The paper said that oil price rises and the underlying volatility, if they continue without concerted action from all parties, will have an impact on the economies of the consuming and producing countries alike, as well as on the long-term stability of the international oil market and world economy. This could have the following consequences:

The adverse impact on economic growth, especially in the least-developed countries, through the energy/economy linkages.

Higher oil prices will affect heavily energy-intensive industries and the cost of transportation, and could result in higher inflation.

Higher oil prices will enhance the flow of investment into alternative fuels, which will put a floor to oil prices.

Continued oil price volatility gives confusing signals to investors in the upstream and downstream and delays required investment.

Higher oil prices and volatility have increased activity in the oil futures markets in a spiraling effect.

It said that the causes and consequences of the current oil price environment mentioned above call for a combination of efforts on the part of producing and consuming countries, the oil industry and all other interested parties. Taking into account their diverse national circumstances and priorities, as well as their shared interest in a stable global oil market and sustainable economic growth, the following proposals can be considered.

Spare capacity throughout the oil supply chain is important for the stability of the global oil market. Hence an appropriate increase in investment, both upstream and downstream, is necessary to ensure that the markets are supplied in a timely and adequate manner. Predictable energy and investment policies, as well as better access to technology, are necessary to this end.

Improve the transparency and regulation of financial markets through measures to capture more data on index fund activity and to examine cross-exchange interactions in the crude market.

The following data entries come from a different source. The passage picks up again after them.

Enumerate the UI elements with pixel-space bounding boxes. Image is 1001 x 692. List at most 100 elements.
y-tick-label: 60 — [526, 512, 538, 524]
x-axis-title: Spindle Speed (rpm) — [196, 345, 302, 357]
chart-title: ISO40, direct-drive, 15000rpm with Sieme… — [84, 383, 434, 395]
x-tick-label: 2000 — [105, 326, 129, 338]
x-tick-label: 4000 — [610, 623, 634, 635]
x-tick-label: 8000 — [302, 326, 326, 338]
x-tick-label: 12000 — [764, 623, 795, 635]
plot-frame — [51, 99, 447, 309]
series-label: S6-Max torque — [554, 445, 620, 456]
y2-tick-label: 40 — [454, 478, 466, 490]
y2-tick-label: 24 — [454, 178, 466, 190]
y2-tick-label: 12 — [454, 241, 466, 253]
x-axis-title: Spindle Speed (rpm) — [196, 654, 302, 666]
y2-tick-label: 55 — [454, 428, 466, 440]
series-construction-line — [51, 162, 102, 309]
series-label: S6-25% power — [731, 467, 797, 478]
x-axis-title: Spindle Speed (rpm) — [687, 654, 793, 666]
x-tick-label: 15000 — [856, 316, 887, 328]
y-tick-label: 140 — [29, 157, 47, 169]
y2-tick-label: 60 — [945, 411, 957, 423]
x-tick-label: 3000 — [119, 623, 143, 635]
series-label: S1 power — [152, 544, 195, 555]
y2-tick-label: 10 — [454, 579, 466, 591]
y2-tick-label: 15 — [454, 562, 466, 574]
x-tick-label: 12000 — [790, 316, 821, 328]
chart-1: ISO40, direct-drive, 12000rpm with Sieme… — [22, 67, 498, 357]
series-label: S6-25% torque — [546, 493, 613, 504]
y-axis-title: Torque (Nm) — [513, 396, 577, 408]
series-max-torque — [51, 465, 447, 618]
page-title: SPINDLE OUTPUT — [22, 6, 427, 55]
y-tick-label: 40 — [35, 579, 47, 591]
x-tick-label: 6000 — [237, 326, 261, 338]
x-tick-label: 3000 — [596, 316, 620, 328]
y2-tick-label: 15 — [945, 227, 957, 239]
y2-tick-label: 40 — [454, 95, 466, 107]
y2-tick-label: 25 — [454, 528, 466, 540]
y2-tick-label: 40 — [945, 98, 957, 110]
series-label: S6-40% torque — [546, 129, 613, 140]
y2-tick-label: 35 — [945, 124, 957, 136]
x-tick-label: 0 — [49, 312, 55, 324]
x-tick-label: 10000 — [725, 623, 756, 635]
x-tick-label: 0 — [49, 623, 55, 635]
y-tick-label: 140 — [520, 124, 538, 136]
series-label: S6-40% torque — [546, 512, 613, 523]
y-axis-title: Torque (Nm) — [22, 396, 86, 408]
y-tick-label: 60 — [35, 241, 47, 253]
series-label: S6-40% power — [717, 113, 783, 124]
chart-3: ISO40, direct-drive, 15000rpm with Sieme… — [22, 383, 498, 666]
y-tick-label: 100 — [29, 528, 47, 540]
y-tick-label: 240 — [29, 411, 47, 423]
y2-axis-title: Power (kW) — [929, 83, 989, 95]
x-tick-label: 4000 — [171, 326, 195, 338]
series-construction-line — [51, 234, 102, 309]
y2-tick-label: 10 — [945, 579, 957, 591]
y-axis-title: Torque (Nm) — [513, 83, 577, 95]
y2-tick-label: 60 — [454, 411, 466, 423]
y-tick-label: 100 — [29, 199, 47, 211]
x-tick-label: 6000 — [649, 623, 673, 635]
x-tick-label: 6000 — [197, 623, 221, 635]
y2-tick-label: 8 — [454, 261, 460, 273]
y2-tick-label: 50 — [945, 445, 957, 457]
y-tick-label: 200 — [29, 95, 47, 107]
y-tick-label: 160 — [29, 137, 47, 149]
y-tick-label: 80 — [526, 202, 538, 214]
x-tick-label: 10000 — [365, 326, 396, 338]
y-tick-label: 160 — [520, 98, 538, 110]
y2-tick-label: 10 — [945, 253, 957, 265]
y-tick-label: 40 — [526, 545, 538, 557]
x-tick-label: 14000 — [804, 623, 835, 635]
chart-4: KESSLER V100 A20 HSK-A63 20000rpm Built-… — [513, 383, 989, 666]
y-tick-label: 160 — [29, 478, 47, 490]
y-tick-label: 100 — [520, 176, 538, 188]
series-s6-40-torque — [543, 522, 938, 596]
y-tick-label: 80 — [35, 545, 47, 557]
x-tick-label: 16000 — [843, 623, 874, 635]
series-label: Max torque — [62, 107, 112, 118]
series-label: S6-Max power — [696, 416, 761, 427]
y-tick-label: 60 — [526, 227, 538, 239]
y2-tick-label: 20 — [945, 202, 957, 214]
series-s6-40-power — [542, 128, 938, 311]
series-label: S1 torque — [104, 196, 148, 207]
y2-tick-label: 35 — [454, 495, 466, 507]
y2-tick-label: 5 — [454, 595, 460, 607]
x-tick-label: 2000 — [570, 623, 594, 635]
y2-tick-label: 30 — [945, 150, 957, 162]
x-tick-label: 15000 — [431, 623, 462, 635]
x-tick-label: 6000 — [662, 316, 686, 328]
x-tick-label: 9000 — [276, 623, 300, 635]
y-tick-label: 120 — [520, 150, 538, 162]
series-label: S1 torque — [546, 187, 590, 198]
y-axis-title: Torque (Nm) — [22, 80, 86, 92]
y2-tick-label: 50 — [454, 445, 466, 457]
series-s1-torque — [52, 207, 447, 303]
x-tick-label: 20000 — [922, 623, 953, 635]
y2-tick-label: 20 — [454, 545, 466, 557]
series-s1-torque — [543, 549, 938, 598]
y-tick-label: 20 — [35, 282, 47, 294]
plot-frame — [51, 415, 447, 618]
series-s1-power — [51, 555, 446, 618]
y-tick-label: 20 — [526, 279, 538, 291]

Enhance the quality, completeness and timeliness of oil data submitted through the monthly Joint Oil Data Initiative (JODI), covering production, consumption, exports, imports and stocks. In order to further improve market transparency and stability, the seven organisations involved in JODI (APEC, Eurostat, IEA, IEF, OLADE, OPEC and UNSD) could start work to cover annual data, which includes, among other things, upstream and downstream capacities and expansion plans.

Immediate collaboration between the IEA and OPEC Secretariats, together with the IEF Secretariat, on preparing shared analyses of oil market trends and outlook, as well as of the impact of financial markets on the level and volatility of oil prices, which can be used to better understand the market situation.

Intensify development assistance from the national, regional and international finance and aid institutions, to alleviate the consequences of higher oil prices on the least-developed countries.

Enhance cooperation among international, national and service companies from all producing and consuming countries in investment, technology and human resource development.

Promote energy efficiency in all sectors, through passing on market price signals, technology transfer and the sharing of best practices in energy production and consumption.